I will do the Win 2K re-install. The main thing at this point is to get the new box running with the old drive and all programs and data intact.

Thanks again, Tom
 
Tom11
I know this is completely different to what the others have been saying but: building/upgrading a machine (however budget Nvidia 6100/430MCP chipset) it is really not advisable using the original ancient second hand IDE hard drive.
Two reasons:
You will be creating a bottleneck by fitting your old (much slower) IDE hard drive.
The old drive will be configured to the old motherboards chipset so you will have setup problems (as you have already experienced)

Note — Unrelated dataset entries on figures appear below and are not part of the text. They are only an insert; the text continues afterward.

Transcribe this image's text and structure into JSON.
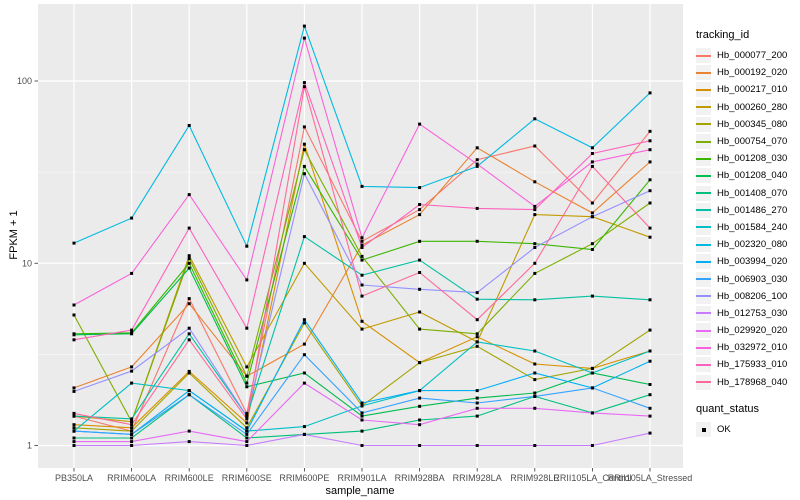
{
  "chart_data": {
    "type": "line",
    "title": "",
    "xlabel": "sample_name",
    "ylabel": "FPKM + 1",
    "x_type": "categorical",
    "y_scale": "log10",
    "y_ticks": [
      1,
      10,
      100
    ],
    "y_minor_breaks": [
      3.162,
      31.62
    ],
    "ylim": [
      0.75,
      265
    ],
    "grid": true,
    "legend_position": "right",
    "point_marker": "small black square (quant_status = OK)",
    "categories": [
      "PB350LA",
      "RRIM600LA",
      "RRIM600LE",
      "RRIM600SE",
      "RRIM600PE",
      "RRIM901LA",
      "RRIM928BA",
      "RRIM928LA",
      "RRIM928LE",
      "RRII105LA_Control",
      "RRII105LA_Stressed"
    ],
    "series": [
      {
        "name": "Hb_000077_200",
        "color": "#F8766D",
        "values": [
          1.45,
          1.2,
          6.4,
          1.5,
          56,
          13.2,
          19.7,
          37,
          44,
          21.4,
          53
        ]
      },
      {
        "name": "Hb_000192_020",
        "color": "#EA8331",
        "values": [
          2.07,
          2.7,
          6.0,
          2.4,
          3.6,
          12.6,
          18.5,
          43,
          28,
          18.9,
          36
        ]
      },
      {
        "name": "Hb_000217_010",
        "color": "#D89000",
        "values": [
          1.3,
          1.25,
          2.55,
          1.33,
          45,
          4.8,
          2.85,
          3.95,
          2.8,
          2.65,
          3.3
        ]
      },
      {
        "name": "Hb_000260_280",
        "color": "#C09B00",
        "values": [
          1.45,
          1.35,
          11.0,
          2.7,
          10.0,
          4.35,
          5.4,
          3.7,
          18.5,
          18.0,
          13.9
        ]
      },
      {
        "name": "Hb_000345_080",
        "color": "#A3A500",
        "values": [
          1.25,
          1.2,
          2.5,
          1.25,
          4.7,
          1.65,
          2.85,
          3.5,
          2.3,
          2.65,
          4.3
        ]
      },
      {
        "name": "Hb_000754_070",
        "color": "#7CAE00",
        "values": [
          5.2,
          1.35,
          10.6,
          2.4,
          42,
          10.9,
          4.35,
          4.1,
          8.8,
          12.8,
          21.4
        ]
      },
      {
        "name": "Hb_001208_030",
        "color": "#39B600",
        "values": [
          4.1,
          4.15,
          10.0,
          2.2,
          34,
          10.4,
          13.2,
          13.2,
          12.8,
          11.9,
          28.7
        ]
      },
      {
        "name": "Hb_001208_040",
        "color": "#00BB4E",
        "values": [
          4.05,
          4.1,
          9.4,
          2.1,
          2.5,
          1.45,
          1.64,
          1.82,
          1.94,
          2.5,
          2.16
        ]
      },
      {
        "name": "Hb_001408_070",
        "color": "#00BF7D",
        "values": [
          1.1,
          1.1,
          1.9,
          1.1,
          1.15,
          1.2,
          1.38,
          1.45,
          1.86,
          1.51,
          1.9
        ]
      },
      {
        "name": "Hb_001486_270",
        "color": "#00C1A3",
        "values": [
          1.45,
          1.4,
          4.1,
          1.45,
          14.0,
          8.6,
          10.4,
          6.35,
          6.3,
          6.6,
          6.3
        ]
      },
      {
        "name": "Hb_001584_240",
        "color": "#00BFC4",
        "values": [
          1.2,
          2.2,
          2.0,
          1.2,
          1.27,
          1.65,
          2.0,
          3.7,
          3.3,
          2.5,
          3.3
        ]
      },
      {
        "name": "Hb_002320_080",
        "color": "#00BAE0",
        "values": [
          12.9,
          17.7,
          57,
          12.4,
          200,
          26.4,
          26,
          34,
          62,
          43,
          86
        ]
      },
      {
        "name": "Hb_003994_020",
        "color": "#00B0F6",
        "values": [
          1.2,
          1.15,
          2.0,
          1.2,
          4.9,
          1.71,
          2.0,
          2.0,
          2.5,
          2.07,
          2.9
        ]
      },
      {
        "name": "Hb_006903_030",
        "color": "#35A2FF",
        "values": [
          1.2,
          1.15,
          1.9,
          1.15,
          3.15,
          1.51,
          1.82,
          1.71,
          1.86,
          2.07,
          1.6
        ]
      },
      {
        "name": "Hb_008206_100",
        "color": "#9590FF",
        "values": [
          1.98,
          2.56,
          4.4,
          1.45,
          31,
          7.6,
          7.2,
          6.9,
          12.2,
          18.0,
          25
        ]
      },
      {
        "name": "Hb_012753_030",
        "color": "#C77CFF",
        "values": [
          1.0,
          1.0,
          1.05,
          1.0,
          1.15,
          1.0,
          1.0,
          1.0,
          1.0,
          1.0,
          1.17
        ]
      },
      {
        "name": "Hb_029920_020",
        "color": "#E76BF3",
        "values": [
          1.05,
          1.05,
          1.2,
          1.05,
          2.2,
          1.38,
          1.3,
          1.6,
          1.6,
          1.51,
          1.45
        ]
      },
      {
        "name": "Hb_032972_010",
        "color": "#FA62DB",
        "values": [
          5.9,
          8.8,
          23.8,
          8.1,
          172,
          13.8,
          58,
          35,
          20.5,
          36,
          42
        ]
      },
      {
        "name": "Hb_175933_010",
        "color": "#FF62BC",
        "values": [
          3.8,
          4.3,
          15.6,
          4.4,
          98,
          12.2,
          21,
          20,
          19.7,
          40,
          47
        ]
      },
      {
        "name": "Hb_178968_040",
        "color": "#FF6A98",
        "values": [
          1.5,
          1.3,
          3.8,
          1.4,
          93,
          6.6,
          8.9,
          4.9,
          10.0,
          34,
          15.6
        ]
      }
    ],
    "legends": {
      "tracking": {
        "title": "tracking_id"
      },
      "quant": {
        "title": "quant_status",
        "items": [
          {
            "label": "OK",
            "marker": "black-square"
          }
        ]
      }
    },
    "style": {
      "panel_bg": "#EBEBEB",
      "grid_color": "#FFFFFF",
      "tick_text_color": "#4D4D4D",
      "tick_mark_color": "#333333",
      "title_text_color": "#000000",
      "point_color": "#000000",
      "legend_key_bg": "#F2F2F2"
    }
  }
}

Therefore: surely it would be much better buying a new cheap OEM SATA drive, installing the operating system on that and have your current drive connected at a secondary 'backup'.
The benefits will be having a brand new 'fast' and reliable drive, with a backup, so your new system won't be slowed down.
Also
Clean install without worrying about loosing your data (although you would need to re-install programs)
Small 250gig OEM SATAII drives are dirt cheap these days, this is the best option.
Martin

On wings like angels whispers sweet
my heart it feels a broken beat
Touched soul and hurt lay wounded deep
Brown eyes are lost afar and sleep
 
I would agree with the above, not so much for the "speed" aspect but for the idea of having a backup drive in the system AND not having to overwrite your existing drive and possibly missing a piece of data and only realizing it when it's too late.
 
If the main point is to preserve the original 2k installation as is with data and programs, then would suggest adapting Martin's approach - clone the old drive to the new, and then perform the repair reinstall on the new drive.

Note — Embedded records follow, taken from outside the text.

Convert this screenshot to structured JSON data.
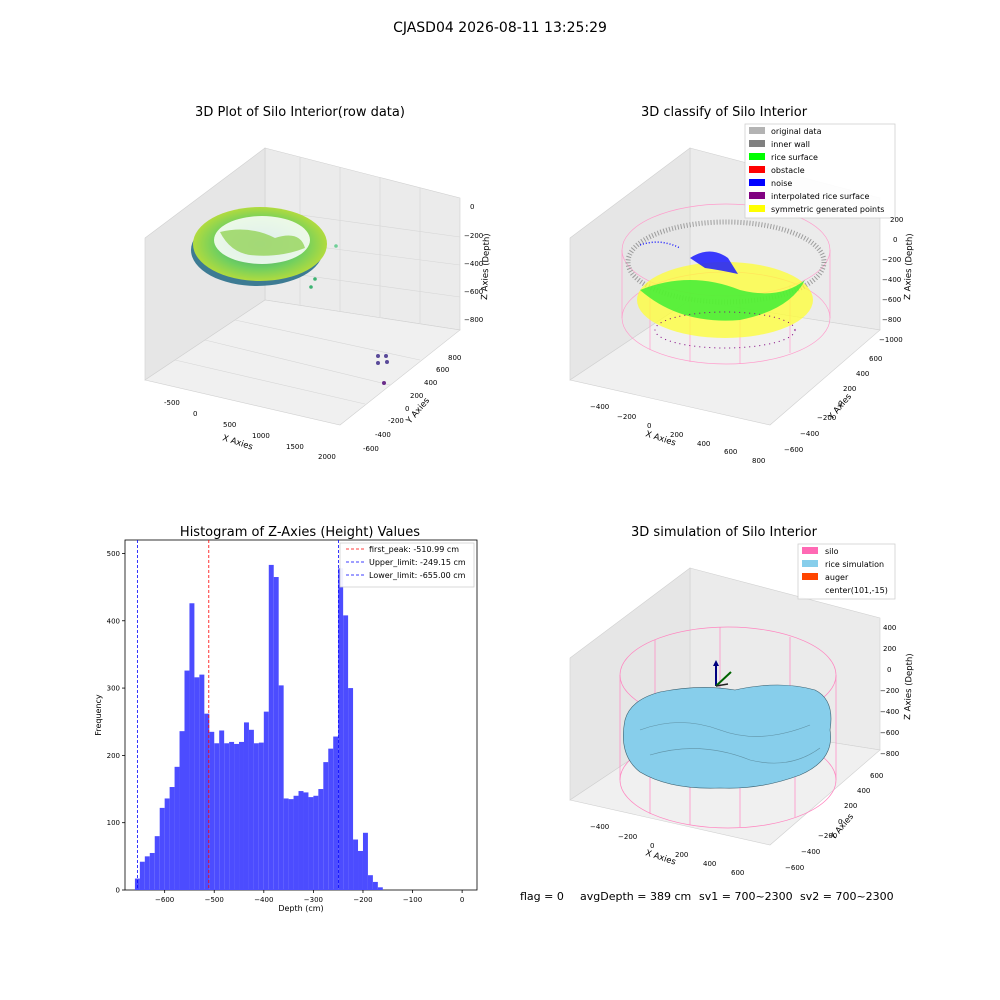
{
  "suptitle": "CJASD04 2026-08-11 13:25:29",
  "status_line": {
    "flag": "flag = 0",
    "avg_depth": "avgDepth = 389 cm",
    "sv1": "sv1 = 700~2300",
    "sv2": "sv2 = 700~2300"
  },
  "chart_data": [
    {
      "type": "scatter",
      "title": "3D Plot of Silo Interior(row data)",
      "xlabel": "X Axies",
      "ylabel": "Y Axies",
      "zlabel": "Z Axies (Depth)",
      "x_ticks": [
        "-500",
        "0",
        "500",
        "1000",
        "1500",
        "2000"
      ],
      "y_ticks": [
        "-600",
        "-400",
        "-200",
        "0",
        "200",
        "400",
        "600",
        "800"
      ],
      "z_ticks": [
        "0",
        "−200",
        "−400",
        "−600",
        "−800"
      ],
      "grid": true
    },
    {
      "type": "scatter",
      "title": "3D classify of Silo Interior",
      "xlabel": "X Axies",
      "ylabel": "Y Axies",
      "zlabel": "Z Axies (Depth)",
      "x_ticks": [
        "−400",
        "−200",
        "0",
        "200",
        "400",
        "600",
        "800"
      ],
      "y_ticks": [
        "−600",
        "−400",
        "−200",
        "0",
        "200",
        "400",
        "600"
      ],
      "z_ticks": [
        "200",
        "0",
        "−200",
        "−400",
        "−600",
        "−800",
        "−1000"
      ],
      "legend_placement": "top-right",
      "legend": [
        {
          "label": "original data",
          "color": "#b3b3b3"
        },
        {
          "label": "inner wall",
          "color": "#808080"
        },
        {
          "label": "rice surface",
          "color": "#00ff00"
        },
        {
          "label": "obstacle",
          "color": "#ff0000"
        },
        {
          "label": "noise",
          "color": "#0000ff"
        },
        {
          "label": "interpolated rice surface",
          "color": "#800080"
        },
        {
          "label": "symmetric generated points",
          "color": "#ffff00"
        }
      ],
      "grid": true
    },
    {
      "type": "bar",
      "title": "Histogram of Z-Axies (Height) Values",
      "xlabel": "Depth (cm)",
      "ylabel": "Frequency",
      "xlim": [
        -680,
        30
      ],
      "ylim": [
        0,
        520
      ],
      "x_ticks": [
        -600,
        -500,
        -400,
        -300,
        -200,
        -100,
        0
      ],
      "y_ticks": [
        0,
        100,
        200,
        300,
        400,
        500
      ],
      "bin_width": 10,
      "bin_start": -660,
      "values": [
        17,
        42,
        50,
        55,
        80,
        122,
        136,
        153,
        183,
        236,
        326,
        426,
        316,
        320,
        262,
        235,
        218,
        237,
        218,
        220,
        217,
        220,
        249,
        238,
        218,
        219,
        265,
        483,
        465,
        304,
        136,
        135,
        140,
        147,
        145,
        138,
        140,
        150,
        190,
        210,
        228,
        478,
        408,
        300,
        75,
        58,
        85,
        22,
        12,
        4
      ],
      "bar_color": "#4c4cff",
      "vlines": [
        {
          "label": "first_peak: -510.99 cm",
          "x": -510.99,
          "color": "#ff0000"
        },
        {
          "label": "Upper_limit: -249.15 cm",
          "x": -249.15,
          "color": "#0000ff"
        },
        {
          "label": "Lower_limit: -655.00 cm",
          "x": -655.0,
          "color": "#0000ff"
        }
      ],
      "legend_placement": "top-right"
    },
    {
      "type": "scatter",
      "title": "3D simulation of Silo Interior",
      "xlabel": "X Axies",
      "ylabel": "Y Axies",
      "zlabel": "Z Axies (Depth)",
      "x_ticks": [
        "−400",
        "−200",
        "0",
        "200",
        "400",
        "600"
      ],
      "y_ticks": [
        "−600",
        "−400",
        "−200",
        "0",
        "200",
        "400",
        "600"
      ],
      "z_ticks": [
        "400",
        "200",
        "0",
        "−200",
        "−400",
        "−600",
        "−800"
      ],
      "legend_placement": "top-right",
      "legend": [
        {
          "label": "silo",
          "color": "#ff69b4"
        },
        {
          "label": "rice simulation",
          "color": "#87ceeb"
        },
        {
          "label": "auger",
          "color": "#ff4500"
        },
        {
          "label": "center(101,-15)",
          "color": ""
        }
      ],
      "grid": true
    }
  ]
}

If you're using a SATA drive, you'll need SATA drivers to supply to the repair. You don't have to remove previous drivers before doing the repair (in most cases you can't as systems usually don't start in safe mode either when moved like this)
 
Thanks VERY MUCH to wolluf, goombawaho, Martin, paparazi, and all the others who give their time and talent and contribute here to help others. All the suggestions are greatly appreciated. I expected hardware driver issues, especially since the new motherboard is generations beyond where the old drive came from, but I was also gambling on getting them resolved through MSI's site. The point was to get the new box working on the old drive in order to save programs and data. The most important data was backed up, but I felt that solving the driver issues would be easier and quicker than reinstalling over 150 programs. I never got into what the 'end game' was in this situation because I was trying to keep things brief. Once running, the plan was to add a new SATA drive and image the old drive to the new one, then pull the old drive out. Once all those issues were resolved, an OS upgrade could be done. I considered an upgrade to XP on the old machine prior to removing the old drive, but I was afraid of having to reinstall all those programs, or losing them. As it stands now, the machine will boot to Safe Mode and there are still a couple of items flagged in Device Manager, but far fewer than there were. I was able to get some of the driver issues resolved through MSI's site. MSI, by the way, has been very helpful, far more so than I would have expected. There is still a Stop error on normal boot ( 263, if I recall correctly ) which I'm hoping to track down using boot logging.
Thanks again to everyone.
Tom
 
Tom11 - have you actually run a repair reinstall yet?

It sounds like you are still working on the old drive as was. One point of using a new drive is the original drive is backup - you can always start again. If the repair will run (sometimes they fail after first reboot) it will leave you with a working system - ie, you're wasting effort trying to fix original in safe mode. Clone the drive & run the repair!